Rifat Latifi, MD, trauma surgeon in the University of Arizona Department of Surgery, received the 2015 American College of Surgeons (ACS)/Pfizer Surgical Volunteerism Award for his work on establishing telemedicine and e-health programs in underdeveloped nations, especially those recovering from conflict and in need of major rebuilding of their health-care systems.

The award is presented to ACS fellows and members who are committed to giving back to society though significant contributions to surgical care as volunteers and whose altruism, vision, leadership and dedication provide models to emulate and whose contributions have made a lasting difference.  Dr. Latifi’s telemedicine program began in Kosovo in 2000, where the medical infrastructure was destroyed during the war in 1999.

He and his collaborators built a state-of-the-art telemedicine program that included technical infrastructure, virtual-education programs and videoconferencing capabilities. It also included an electronic library that uses the Health InterNetwork Access to Research Initiative (HINARI), a World Health Organization program that provides free or very low cost online access to the major journals in biomedical and related social sciences to local, not-for-profit institutions in developing countries.

The Initiate-Build-Operate-Transfer (IBOT) model designed by Dr. Latifi and his collaborators ensures the program’s sustainability and has successfully been replicated in Albania and the island nation of Cabo Verde, Africa, and currently is present in 44 hospitals in both countries.  Being founder and president of the not-for-profit International Virtual e-Hospital (IVeH), Dr. Latifi was able to introduce telemedicine, telehealth, virtual-educational programs and seminars though the IVeH network to fulfill the need for continuing medical education (CME).

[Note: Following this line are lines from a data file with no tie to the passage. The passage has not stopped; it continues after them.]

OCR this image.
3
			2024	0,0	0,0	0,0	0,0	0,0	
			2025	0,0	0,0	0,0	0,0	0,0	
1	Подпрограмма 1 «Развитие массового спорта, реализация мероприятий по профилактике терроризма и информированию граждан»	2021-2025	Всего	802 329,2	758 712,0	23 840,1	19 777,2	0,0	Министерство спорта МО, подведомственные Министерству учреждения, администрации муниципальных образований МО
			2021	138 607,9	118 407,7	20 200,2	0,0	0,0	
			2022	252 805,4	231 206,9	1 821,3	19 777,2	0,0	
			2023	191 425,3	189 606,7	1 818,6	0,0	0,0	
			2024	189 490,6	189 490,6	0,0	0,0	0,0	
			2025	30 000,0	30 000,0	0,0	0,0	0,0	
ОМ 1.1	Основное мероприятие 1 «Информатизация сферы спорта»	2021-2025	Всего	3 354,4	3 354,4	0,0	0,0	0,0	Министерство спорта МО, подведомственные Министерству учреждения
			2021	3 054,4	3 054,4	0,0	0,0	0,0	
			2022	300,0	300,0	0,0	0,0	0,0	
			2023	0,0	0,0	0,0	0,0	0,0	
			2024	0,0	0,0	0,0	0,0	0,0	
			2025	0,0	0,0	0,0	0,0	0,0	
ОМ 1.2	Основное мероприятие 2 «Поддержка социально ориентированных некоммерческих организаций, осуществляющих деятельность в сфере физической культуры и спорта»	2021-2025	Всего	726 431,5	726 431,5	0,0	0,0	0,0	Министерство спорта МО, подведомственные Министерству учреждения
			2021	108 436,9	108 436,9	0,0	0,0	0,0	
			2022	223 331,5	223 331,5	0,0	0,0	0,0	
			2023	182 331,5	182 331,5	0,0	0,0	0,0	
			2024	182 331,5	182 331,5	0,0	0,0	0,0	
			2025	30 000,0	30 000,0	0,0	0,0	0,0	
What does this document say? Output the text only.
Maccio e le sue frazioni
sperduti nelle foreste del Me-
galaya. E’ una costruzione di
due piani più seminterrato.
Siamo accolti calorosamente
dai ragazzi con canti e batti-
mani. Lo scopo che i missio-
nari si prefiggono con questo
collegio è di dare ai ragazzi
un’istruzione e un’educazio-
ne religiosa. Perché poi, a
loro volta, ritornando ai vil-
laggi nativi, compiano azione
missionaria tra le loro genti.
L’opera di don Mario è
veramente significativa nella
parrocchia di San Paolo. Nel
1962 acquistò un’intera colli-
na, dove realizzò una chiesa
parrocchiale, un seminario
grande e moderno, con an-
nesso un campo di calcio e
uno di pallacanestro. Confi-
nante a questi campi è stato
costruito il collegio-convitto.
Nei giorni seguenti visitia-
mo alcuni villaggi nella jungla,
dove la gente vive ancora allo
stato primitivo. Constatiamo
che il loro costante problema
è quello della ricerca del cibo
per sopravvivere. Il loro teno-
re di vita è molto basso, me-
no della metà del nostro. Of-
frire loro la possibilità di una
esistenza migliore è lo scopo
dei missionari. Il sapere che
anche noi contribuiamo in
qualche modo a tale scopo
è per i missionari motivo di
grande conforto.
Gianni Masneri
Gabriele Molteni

The telemedicine centers can be used for disaster preparedness to educate medical staff and improve educational capacities as an e-learning platform. Dr. Latifi and his team trained both physicians and administrators to operate these systems.  Dr. Latifi, UA professor of surgery at the UA College of Medicine and professor at the UA Mel and Enid Zuckerman College of Public Health, is a member of the American Telemedicine Association, vice-president of the International Society for Telemedicine and e-Health and chair of the subcommittee on telemedicine for the Health Information Technology Committee of the ACS.

In addition, he is an adviser to the Multinational Telemedicine for Disaster Management for the North Atlantic Treaty Organization, and he previously served on the advisory board of the European Space Agency.  Dr. Latifi is author or coauthor of more than 200 peer-reviewed articles and book chapters. He also has authored/co-authored and edited 13 books on surgical nutrition, advanced laparoscopy, telemedicine, trauma and complex surgical procedures and serves on editorial boards of several  peer-reviewed journals.  The award will be presented formally at the 2015 ACS Clinical Congress in Chicago Oct. 6.